Asset criticality is also a key element in the vulnerability risk measurement process and accounts for nearly 50% in a prioritization approach. Without an accurate inventory of assets and an assessment of their criticality in the company’s business environment, it is impossible to accurately compute the real risk associated with each vulnerability. Some solutions, such as Hackuity, will compensate for the absence or non-completeness of risk analyses by automatically assessing the criticality of assets based on their technical and operational properties (types and families of tools installed, density of interconnections, hosted databases, etc.).
In the end, to have consolidated information about vulnerabilities or the company’s assets, you no longer need to master dozens of tools or formats: the cost and workload associated with managing disparate tools is significantly reduced.
The missing link between detection and remediation of vulnerabilities
Finally, the bidirectional link with the teams in charge of remediation or security supervision provides a collaborative approach in managing the stock of vulnerabilities.
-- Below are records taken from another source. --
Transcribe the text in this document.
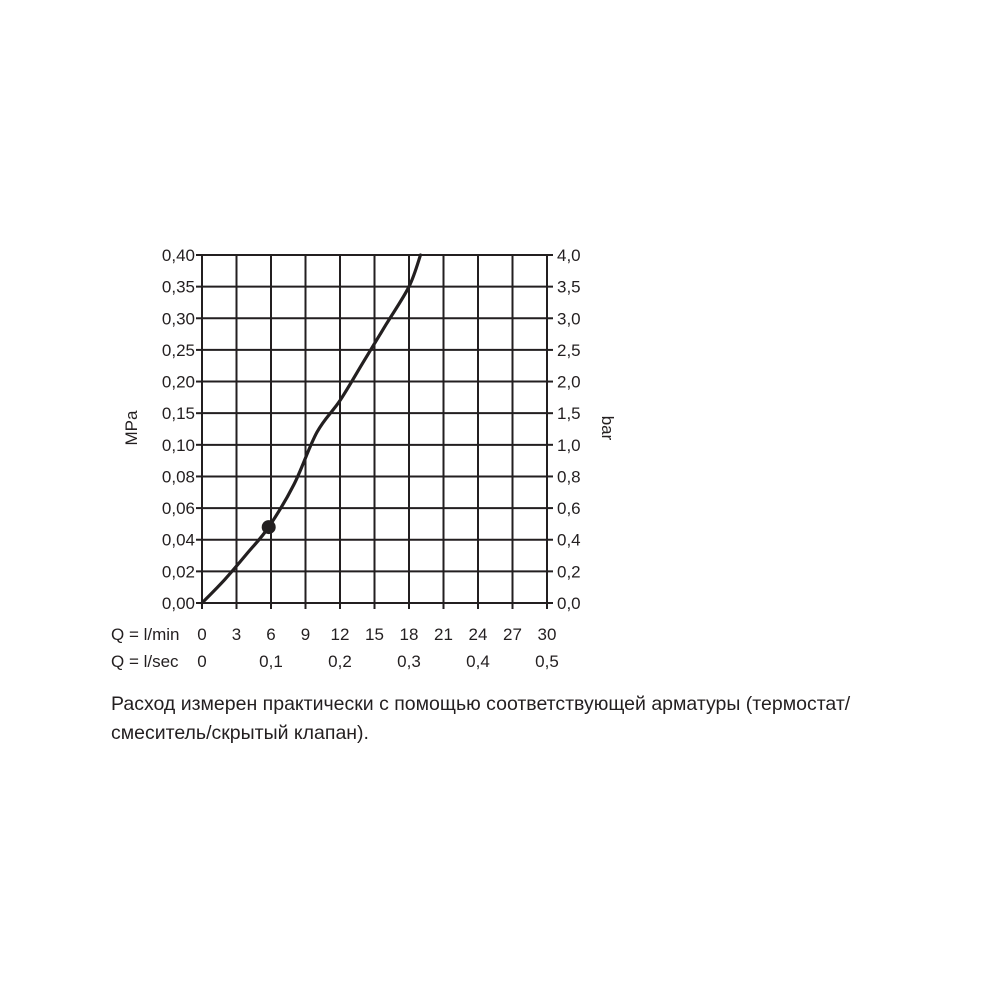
0,00
0,02
0,04
0,06
0,08
0,10
0,15
0,20
0,25
0,30
0,35
0,40
0,0
0,2
0,4
0,6
0,8
1,0
1,5
2,0
2,5
3,0
3,5
4,0
0 3 6 9 12 15 18 21 24 27 30
0	0,1	0,2	0,3	0,4	0,5
MPa	bar
Q = l/min
Q = l/sec
Расход измерен практически с помощью соответствующей арматуры (термостат/
смеситель/скрытый клапан).
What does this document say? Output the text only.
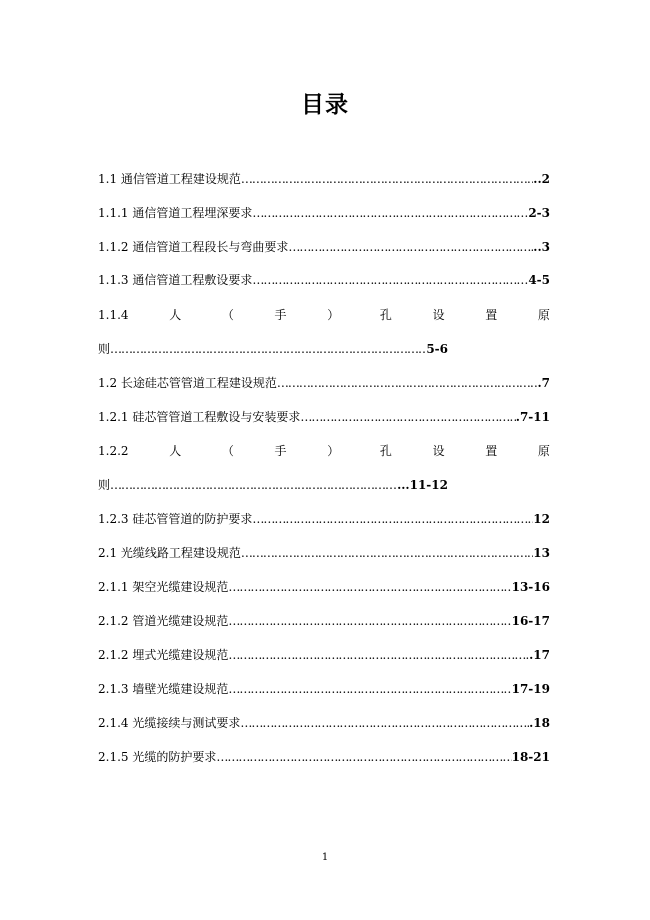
目录
1.1 通信管道工程建设规范 ……………………………………………………………………………………………………………………………………………………………………	..2
1.1.1 通信管道工程埋深要求 ……………………………………………………………………………………………………………………………………………………………………	2-3
1.1.2 通信管道工程段长与弯曲要求 ……………………………………………………………………………………………………………………………………………………………………	..3
1.1.3 通信管道工程敷设要求 ……………………………………………………………………………………………………………………………………………………………………	4-5
1.1.4	人	（	手	）	孔	设	置	原
则 ……………………………………………………………………………………………………………………………………	5-6
1.2 长途硅芯管管道工程建设规范 ……………………………………………………………………………………………………………………………………………………………………	.7
1.2.1 硅芯管管道工程敷设与安装要求 ……………………………………………………………………………………………………………………………………………………………………	.7-11
1.2.2	人	（	手	）	孔	设	置	原
则 ……………………………………………………………………………………………………………………………………	...11-12
1.2.3 硅芯管管道的防护要求 ……………………………………………………………………………………………………………………………………………………………………	12
2.1 光缆线路工程建设规范 ……………………………………………………………………………………………………………………………………………………………………	13
2.1.1 架空光缆建设规范 ……………………………………………………………………………………………………………………………………………………………………	13-16
2.1.2 管道光缆建设规范 ……………………………………………………………………………………………………………………………………………………………………	16-17
2.1.2 埋式光缆建设规范 ……………………………………………………………………………………………………………………………………………………………………	.17
2.1.3 墙壁光缆建设规范 ……………………………………………………………………………………………………………………………………………………………………	17-19
2.1.4 光缆接续与测试要求 ……………………………………………………………………………………………………………………………………………………………………	.18
2.1.5 光缆的防护要求 ……………………………………………………………………………………………………………………………………………………………………	18-21
1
Indeed, while automation has become a key lever for vulnerability management, the human factor remains at the heart of the process.
In most companies, Vulnerability Management involves 3 actors who must work together:
- The security teams in charge of operating the detection tools and managing remediation plans,
- The business managers who arbitrate or clarify the remediation plans in the light of business constraints,
- Operational staff in charge of deploying corrective measures (patch management, configuration, development, etc.).
The efficiency of the process is therefore not limited to the automation of vulnerability collection. In the downstream part of the process (remediation management), play-books can be used to mobilize the resources needed to implement corrective measures: identification of the person in charge of the task, automatic creation of incident tickets, generation of scripts for Infrastructure as Code solutions, etc.
Upstream, the CISO finally has, and often for the first time, a real-time perception of the progress of remediation plans.
The vulnerability management solution is then the orchestrator of the ecosystem of solutions aiming at detecting, qualifying, correcting and monitoring vulnerabilities affecting the company.
Designed as an open system, it also allows third party tools and processes (SIEM, GRC, Compliance, Forensics, …) to be fed with consolidated and structured data on vulnerabilities, assets and threats affecting the business.
As a true cornerstone of corporate cyber security, vulnerability management can finally be synonymous with a scalable, effective practice for which it is now possible to have factual indicators reflecting the efforts made by security teams and teams in charge of remediation.
Besides the direct impact on the company’s security posture, through a reduction in the vulnerability exploitation window, or even the mobilization of experts on high added-value tasks, the integration of a vulnerability management orchestration solution can also have indirect benefits, such as better understanding the information system thanks or even a tenfold increase in the commitment of the teams thanks to the quantification of the impact of their actions on the company’s security.